Fast cars, burger bars and the internet seem to be taking over the world.
As yet more of Sussex is concreted over with corporate-owned buildings staffed by nylon-uniformed workers, it's easy to ask where all the characters have gone.
Benedict le Vay has been doing just that for a decade. Pyramid-building, eating meals in a disused Victorian railway signal box and lawnmower grand prix racing are just three of the eccentricities he has uncovered in researching his book.
Benedict said: "The South of England and Sussex in particular seems to draw in unusual people. It's far enough from London to cradle that individuality.
"The whole county is full of goings-on which would seem weird elsewhere.
"Think how the Lewes bonfire parades would look to a Londoner and you realise how odd much of what we do is."
Benedict, 47, who lives near Midhurst, shares some of his subjects' quirkiness.
As honorary secretary of the Friends of the A272, it has become his mission in life to slow the long and winding road even more.
He said: "It's a quintessentially English road. It seems to go from no-where to nowhere, takes an eternity as it winds around and has some lovely scenery on the way.
"What I want to do is replace the new signs with the old finger signs you used to get. That way people will have to slow down to read them.
"I also want all the steam railways in Sussex to reopen so fewer people use the A272 and it becomes even more pleasant."
A study at Edinburgh University found one in every 10,000 people were outright eccentrics.
Benedict thinks they occasionally have some very good ideas.
He said: "Screaming Lord Sutch, who was leader of the Monster Raving Loony Party and spent a lot of his life in Sussex, was the first to suggest the minimum voting age should be 18.
"In the Sixties everyone thought it was a crazy idea. Now it is a well-established fact of political life."
Benedict's favourite character is 'Mad' Jack Fuller, an early-19th Century landlord who built a series of follies on his estate at Brightling, near Heathfield.
They included a fake church tower and a pyramid grave, in the middle of which Jack's 22-stone frame sits on a chair facing a bottle of port.
Benedict said: "He was a fascinating man. Someone who didn't just lie down and take things like too many of us do today with our desire to get ahead of the rat race.

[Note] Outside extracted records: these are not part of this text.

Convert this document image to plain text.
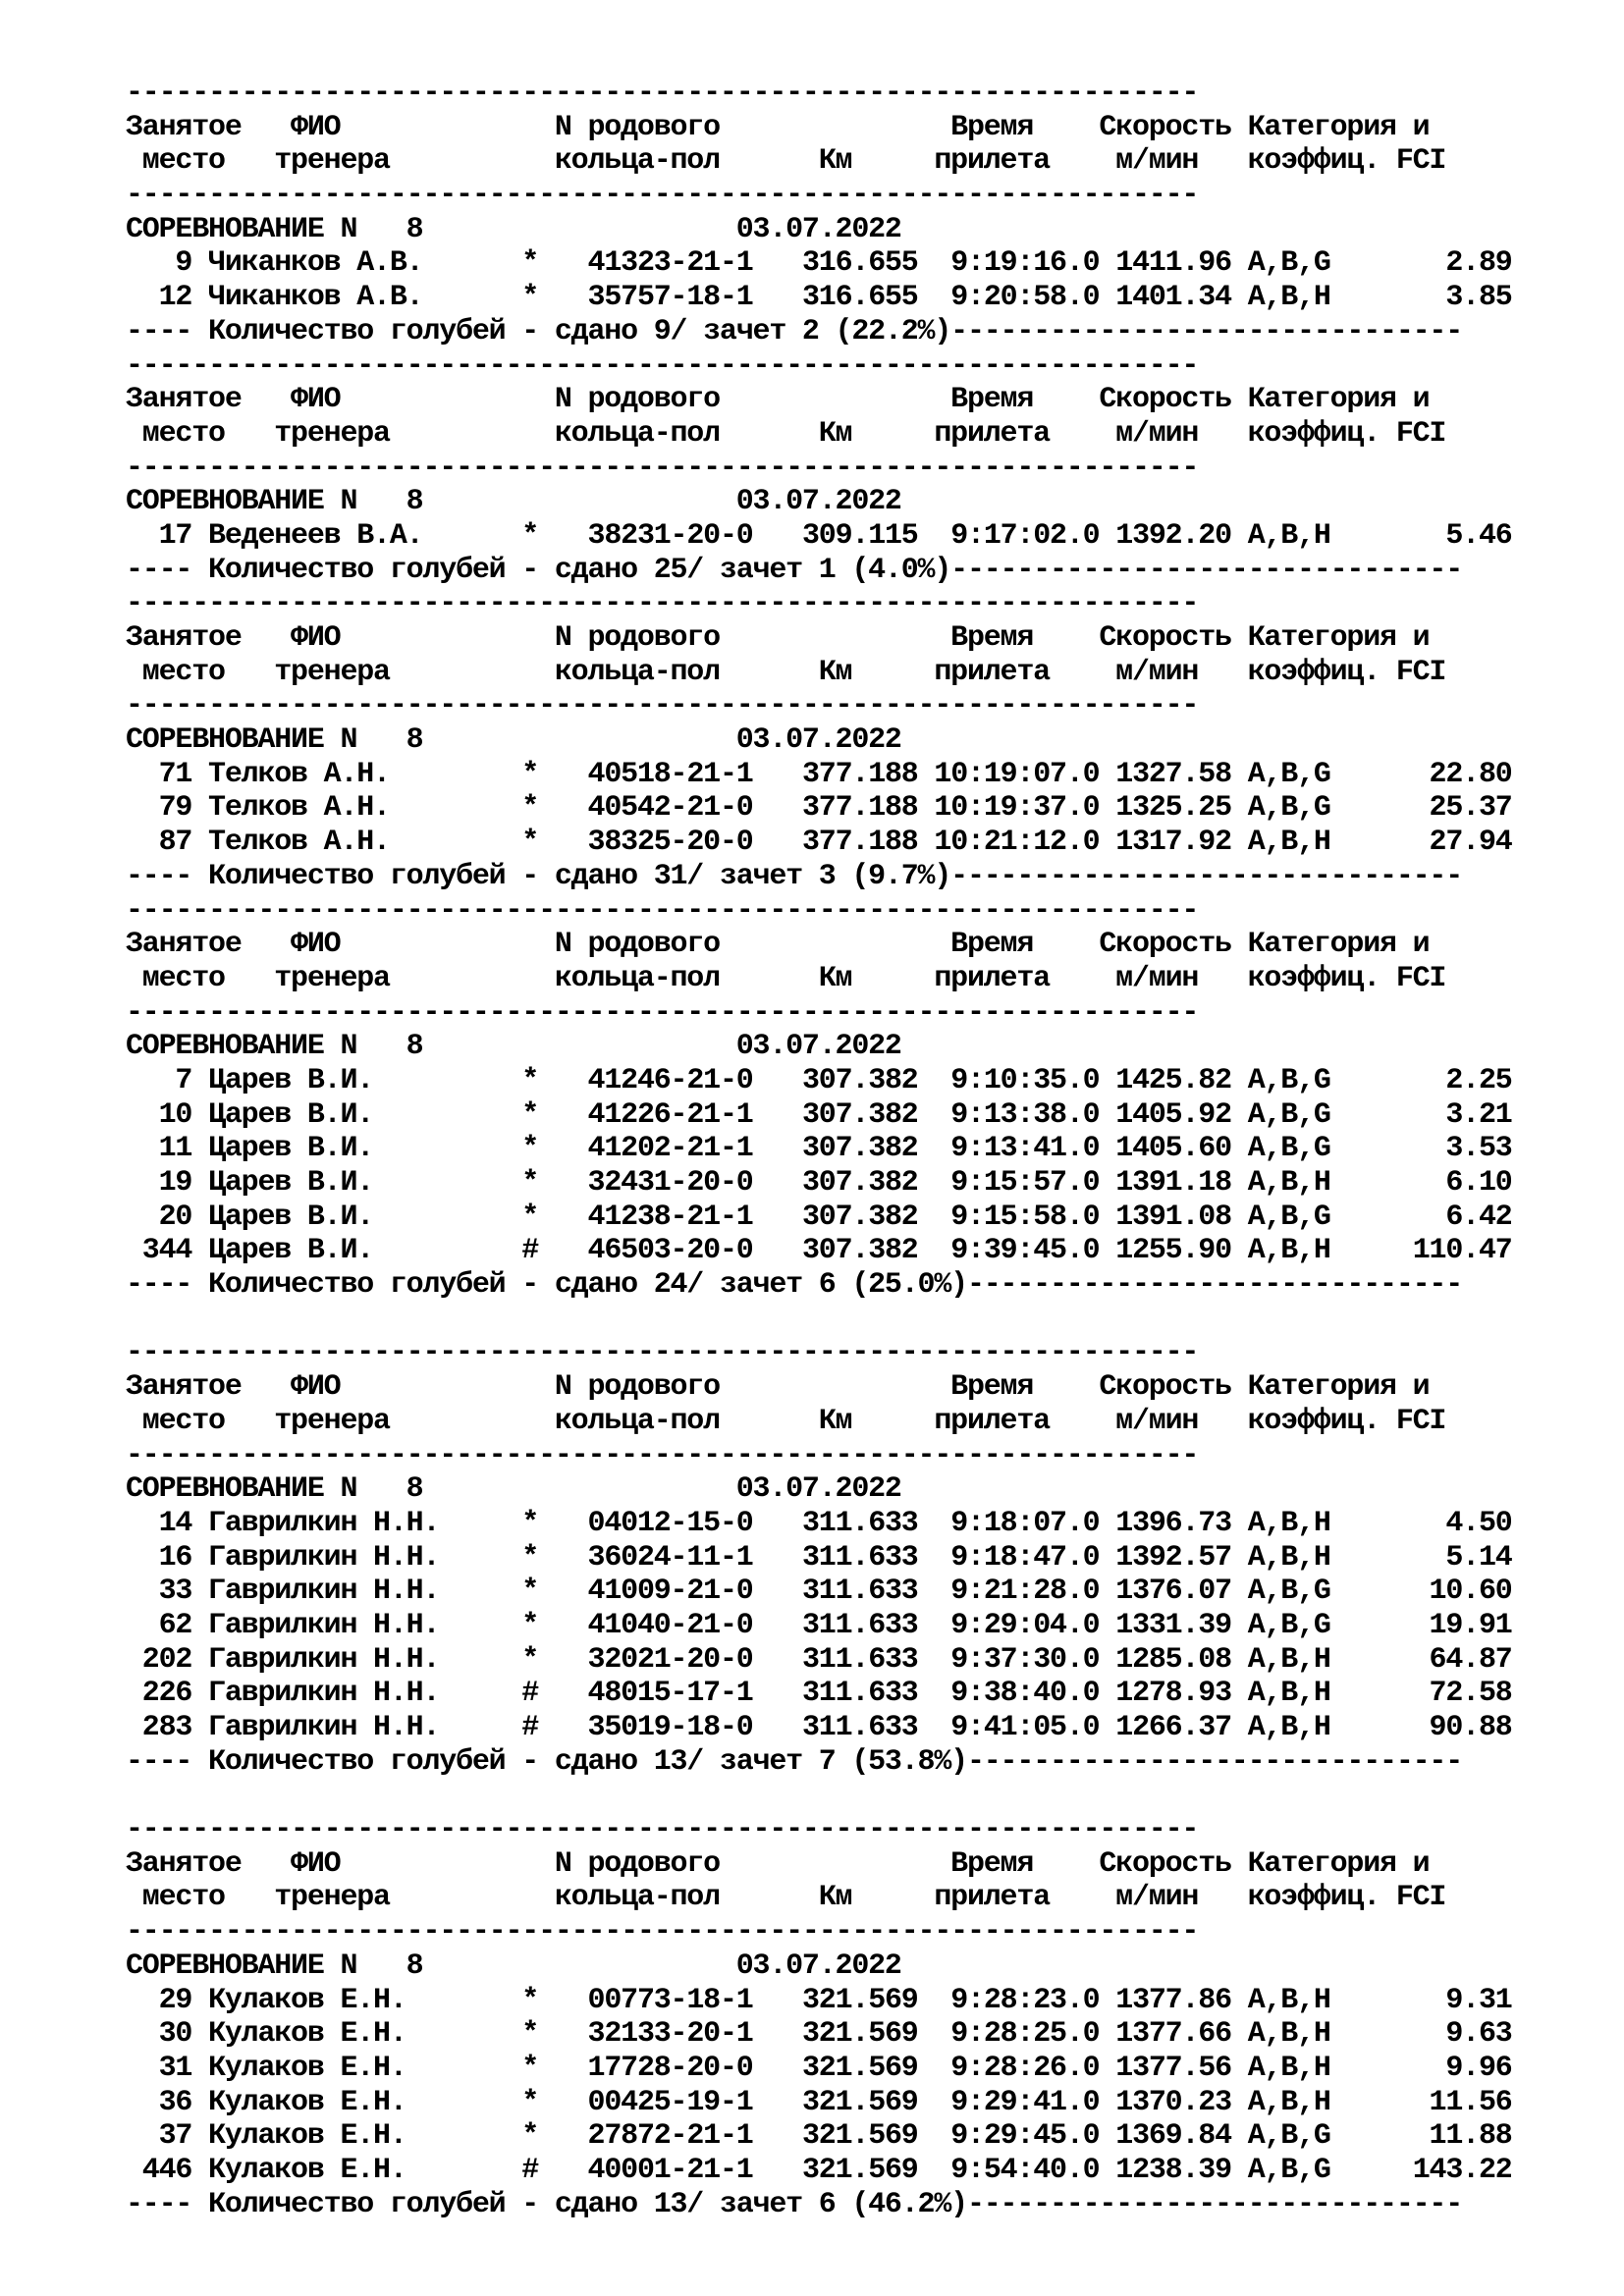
-----------------------------------------------------------------
Занятое   ФИО             N родового              Время    Скорость Категория и
место   тренера          кольца-пол      Км     прилета    м/мин   коэффиц. FCI
-----------------------------------------------------------------
СОРЕВНОВАНИЕ N   8                   03.07.2022
9 Чиканков А.В.      * 41323-21-1 316.655  9:19:16.0 1411.96 A,B,G       2.89
12 Чиканков А.В.      * 35757-18-1 316.655  9:20:58.0 1401.34 A,B,H       3.85
---- Количество голубей - сдано 9/ зачет 2 (22.2%)-------------------------------
-----------------------------------------------------------------
Занятое   ФИО             N родового              Время    Скорость Категория и
место   тренера          кольца-пол      Км     прилета    м/мин   коэффиц. FCI
-----------------------------------------------------------------
СОРЕВНОВАНИЕ N   8                   03.07.2022
17 Веденеев В.А.      * 38231-20-0 309.115  9:17:02.0 1392.20 A,B,H       5.46
---- Количество голубей - сдано 25/ зачет 1 (4.0%)-------------------------------
-----------------------------------------------------------------
Занятое   ФИО             N родового              Время    Скорость Категория и
место   тренера          кольца-пол      Км     прилета    м/мин   коэффиц. FCI
-----------------------------------------------------------------
СОРЕВНОВАНИЕ N   8                   03.07.2022
71 Телков А.Н.        * 40518-21-1 377.188 10:19:07.0 1327.58 A,B,G      22.80
79 Телков А.Н.        * 40542-21-0 377.188 10:19:37.0 1325.25 A,B,G      25.37
87 Телков А.Н.        * 38325-20-0 377.188 10:21:12.0 1317.92 A,B,H      27.94
---- Количество голубей - сдано 31/ зачет 3 (9.7%)-------------------------------
-----------------------------------------------------------------
Занятое   ФИО             N родового              Время    Скорость Категория и
место   тренера          кольца-пол      Км     прилета    м/мин   коэффиц. FCI
-----------------------------------------------------------------
СОРЕВНОВАНИЕ N   8                   03.07.2022
7 Царев В.И.         * 41246-21-0 307.382  9:10:35.0 1425.82 A,B,G       2.25
10 Царев В.И.         * 41226-21-1 307.382  9:13:38.0 1405.92 A,B,G       3.21
11 Царев В.И.         * 41202-21-1 307.382  9:13:41.0 1405.60 A,B,G       3.53
19 Царев В.И.         * 32431-20-0 307.382  9:15:57.0 1391.18 A,B,H       6.10
20 Царев В.И.         * 41238-21-1 307.382  9:15:58.0 1391.08 A,B,G       6.42
344 Царев В.И.         # 46503-20-0 307.382  9:39:45.0 1255.90 A,B,H     110.47
---- Количество голубей - сдано 24/ зачет 6 (25.0%)------------------------------
-----------------------------------------------------------------
Занятое   ФИО             N родового              Время    Скорость Категория и
место   тренера          кольца-пол      Км     прилета    м/мин   коэффиц. FCI
-----------------------------------------------------------------
СОРЕВНОВАНИЕ N   8                   03.07.2022
14 Гаврилкин Н.Н.     * 04012-15-0 311.633  9:18:07.0 1396.73 A,B,H       4.50
16 Гаврилкин Н.Н.     * 36024-11-1 311.633  9:18:47.0 1392.57 A,B,H       5.14
33 Гаврилкин Н.Н.     * 41009-21-0 311.633  9:21:28.0 1376.07 A,B,G      10.60
62 Гаврилкин Н.Н.     * 41040-21-0 311.633  9:29:04.0 1331.39 A,B,G      19.91
202 Гаврилкин Н.Н.     * 32021-20-0 311.633  9:37:30.0 1285.08 A,B,H      64.87
226 Гаврилкин Н.Н.     # 48015-17-1 311.633  9:38:40.0 1278.93 A,B,H      72.58
283 Гаврилкин Н.Н.     # 35019-18-0 311.633  9:41:05.0 1266.37 A,B,H      90.88
---- Количество голубей - сдано 13/ зачет 7 (53.8%)------------------------------
-----------------------------------------------------------------
Занятое   ФИО             N родового              Время    Скорость Категория и
место   тренера          кольца-пол      Км     прилета    м/мин   коэффиц. FCI
-----------------------------------------------------------------
СОРЕВНОВАНИЕ N   8                   03.07.2022
29 Кулаков Е.Н.       * 00773-18-1 321.569  9:28:23.0 1377.86 A,B,H       9.31
30 Кулаков Е.Н.       * 32133-20-1 321.569  9:28:25.0 1377.66 A,B,H       9.63
31 Кулаков Е.Н.       * 17728-20-0 321.569  9:28:26.0 1377.56 A,B,H       9.96
36 Кулаков Е.Н.       * 00425-19-1 321.569  9:29:41.0 1370.23 A,B,H      11.56
37 Кулаков Е.Н.       * 27872-21-1 321.569  9:29:45.0 1369.84 A,B,G      11.88
446 Кулаков Е.Н.       # 40001-21-1 321.569  9:54:40.0 1238.39 A,B,G     143.22
---- Количество голубей - сдано 13/ зачет 6 (46.2%)------------------------------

"But what people tend to forget is that eccentrics often have a practical side.
"Mad Jack did a lot for the poor by setting up these building projects. He also supplied Eastbourne's first lifeboat, so it's not as if his ideas were always wrong.
"Luckily in this country we venerate the eccentric far more than elsewhere. In Germany or Switzerland a lot of characters would be avoided as if they were dangerous."
Despite the growing uniformity of a corporate world, eccentricity, in its milder forms, is flourishing.
Benedict said: "A few years ago real ale buffs were seen as odd. Now there are thousands. Morris dancing is popular.
"Events like the Bognor Birdman competition, where people just jump off a pier, have no meaning, but they add to the quality of life."
Benedict's book lists things to do and places to visit. Jack Fuller's follies are listed and mapped in full, as is the Alfriston Corkscrew Museum and a house above a railway tunnel at Clayton.
Benedict said: "The people who create these type of things help us keep a way of life different to the rest of the world and we owe them a great debt of gratitude.
"As the study has developed I have grown to understand more and more just how right eccentrics are. You have to live your life as you want to."
Eccentric Britain is published by Bradt Travel Guides, price £11.95.